K2 Black Panther

Informations clés

Pays d'origine🇰🇷 Corée du Sud
CatégorieChar de combat
Sous-typeChar de combat principal lourd
FabricantHyundai Precision / Sangyong Heavy Industries
Nombre construitNone unités
Prix unitaire moyen estimé$8,5 millions

Spécifications techniques

Équipage3 personnel
Portée430 km
Masse55,0 tonnes
Hauteur2,4 m (7,9 ft)
Largeur3,6 m (11,8 ft)
Longueur10,8 m (35,4 ft)
Vitesse max.70 km/h (43 mph)
MoteurDiesel Engine with 1500 hp
Arme 11 120mm gun
Arme 2K-6 12.7mm machine gun
Arme 31 7.62mm coaxial machine gun

Opérateurs historiques

🇰🇷 Corée du Sud • 🇵🇱 Pologne

Profil du K2 Black Panther

Profile drawing of Hyundai Precision / Sangyong Heavy Industries K2 Black Panther

Description

Le K2 Black Panther est un char de combat de quatrième génération sud-coréen, conçu par l'Agence pour le développement de la défense (ADD) et fabriqué par Hyundai Rotem. Son développement a débuté en 1995 afin de répondre aux exigences stratégiques de la guerre de manœuvre tridimensionnelle et des opérations infocentrées. Le programme visait à établir une plateforme de conception nationale pour remplacer le parc vieillissant de M48 Patton de l'armée de la République de Corée et réduire la dépendance vis-à-vis des modèles étrangers, soumis aux contrôles à l'exportation. Après la construction de bancs d'essais pour la mobilité et la puissance de feu ainsi que de plusieurs véhicules de présérie, le développement s'est achevé en 2008. Le char est entré en service en 2014.

Le véhicule est servi par un équipage de trois hommes grâce à un chargeur automatique en nuque de tourelle, qui permet une cadence de tir élevée tout en éliminant le besoin d'un pourvoyeur. Son armement principal est un canon à âme lisse CN08 de 120 mm et 55 calibres. Les munitions utilisées comprennent l'obus flèche K279 à pénétrateur en tungstène auto-affûtant et l'obus antichar polyvalent à charge creuse K280, équipé d'une fusée de proximité. Le char est également capable de tirer la munition intelligente KSTAM (Korean Smart Top-Attack Munition), un projectile de type « tire et oublie » conçu pour frapper le toit du blindage adverse, plus mince, via une trajectoire courbe. La conduite de tir est gérée par un système intégré comprenant un radar Doppler à impulsions, un télémètre laser Raman et un capteur de vent latéral, permettant la détection et la poursuite automatiques des cibles.
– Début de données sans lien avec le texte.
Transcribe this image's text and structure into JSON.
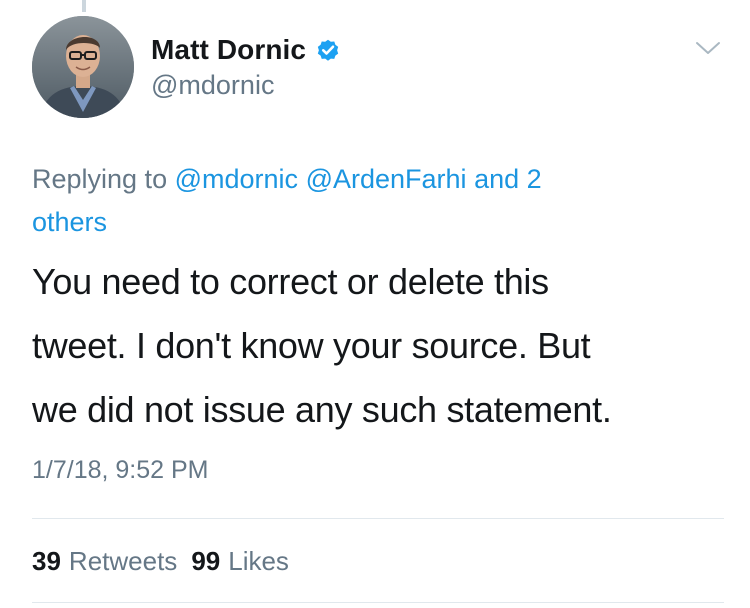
{
  "tweet": {
    "author": {
      "display_name": "Matt Dornic",
      "handle": "@mdornic",
      "verified": true
    },
    "replying": {
      "prefix": "Replying to",
      "mentions": [
        "@mdornic",
        "@ArdenFarhi"
      ],
      "connector": "and 2",
      "others": "others"
    },
    "text_lines": [
      "You need to correct or delete this",
      "tweet. I don't know your source. But",
      "we did not issue any such statement."
    ],
    "timestamp": "1/7/18, 9:52 PM",
    "stats": {
      "retweets_count": "39",
      "retweets_label": "Retweets",
      "likes_count": "99",
      "likes_label": "Likes"
    }
  },
  "icons": {
    "verified": "verified-badge-icon",
    "caret": "chevron-down-icon"
  },
  "colors": {
    "link": "#1b95e0",
    "secondary_text": "#657786",
    "primary_text": "#14171a",
    "divider": "#e1e8ed",
    "verified_badge": "#1da1f2"
  }
}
La protection repose sur un système de blindage modulaire combinant de l'acier MIL-12560H, des plaques de céramique en carbure de silicium et des briques de blindage réactif explosif (ERA). Cette conception modulaire permet le remplacement des sections endommagées ou l'intégration de kits de blindage modernisés. Les capacités défensives incluent un système de protection active « soft-kill » qui utilise des détecteurs d'alerte radar et laser pour déclencher des grenades fumigènes multispectrales, perturbant ainsi le guidage visuel et infrarouge adverse. La sécurité interne comprend un système de surpression pour la protection nucléaire, radiologique, biologique et chimique (NRBC), un système d'extinction automatique d'incendie et un blindage antineutrons.

Le K2 utilise une unité de suspension ISU (In-arm Suspension Unit) permettant un contrôle individuel de chaque galet de roulement. Ce système assure le contrôle d'assiette, permettant au véhicule d'ajuster sa hauteur ou son inclinaison afin d'améliorer le débattement du canon en site positif ou négatif lors d'opérations en terrain montagneux. Pour le franchissement d'obstacles humides, le char utilise un système de schnorchel lui permettant de traverser des rivières profondes ; la tourelle devient alors étanche tandis que le châssis s'immerge pour maintenir une traction optimale sur le lit du cours d'eau. Les premiers lots de production utilisaient des moteurs et des transmissions de fabrication allemande, tandis que les lots suivants ont intégré des groupes motopropulseurs nationaux.

L'armée de la République de Corée déploie le K2 au sein de plusieurs divisions de manœuvre. Le char a été exporté vers les forces terrestres polonaises, où il est déployé dans plusieurs brigades avec des dispositions pour une future production locale. La Corée du Sud a également fourni un transfert de technologie et une expertise industrielle à la Turquie pour le développement du char de combat Altay. Plusieurs autres nations ont mené des essais ou signé des accords-cadres en vue d'une acquisition potentielle, notamment le Pérou et l'Arabie saoudite.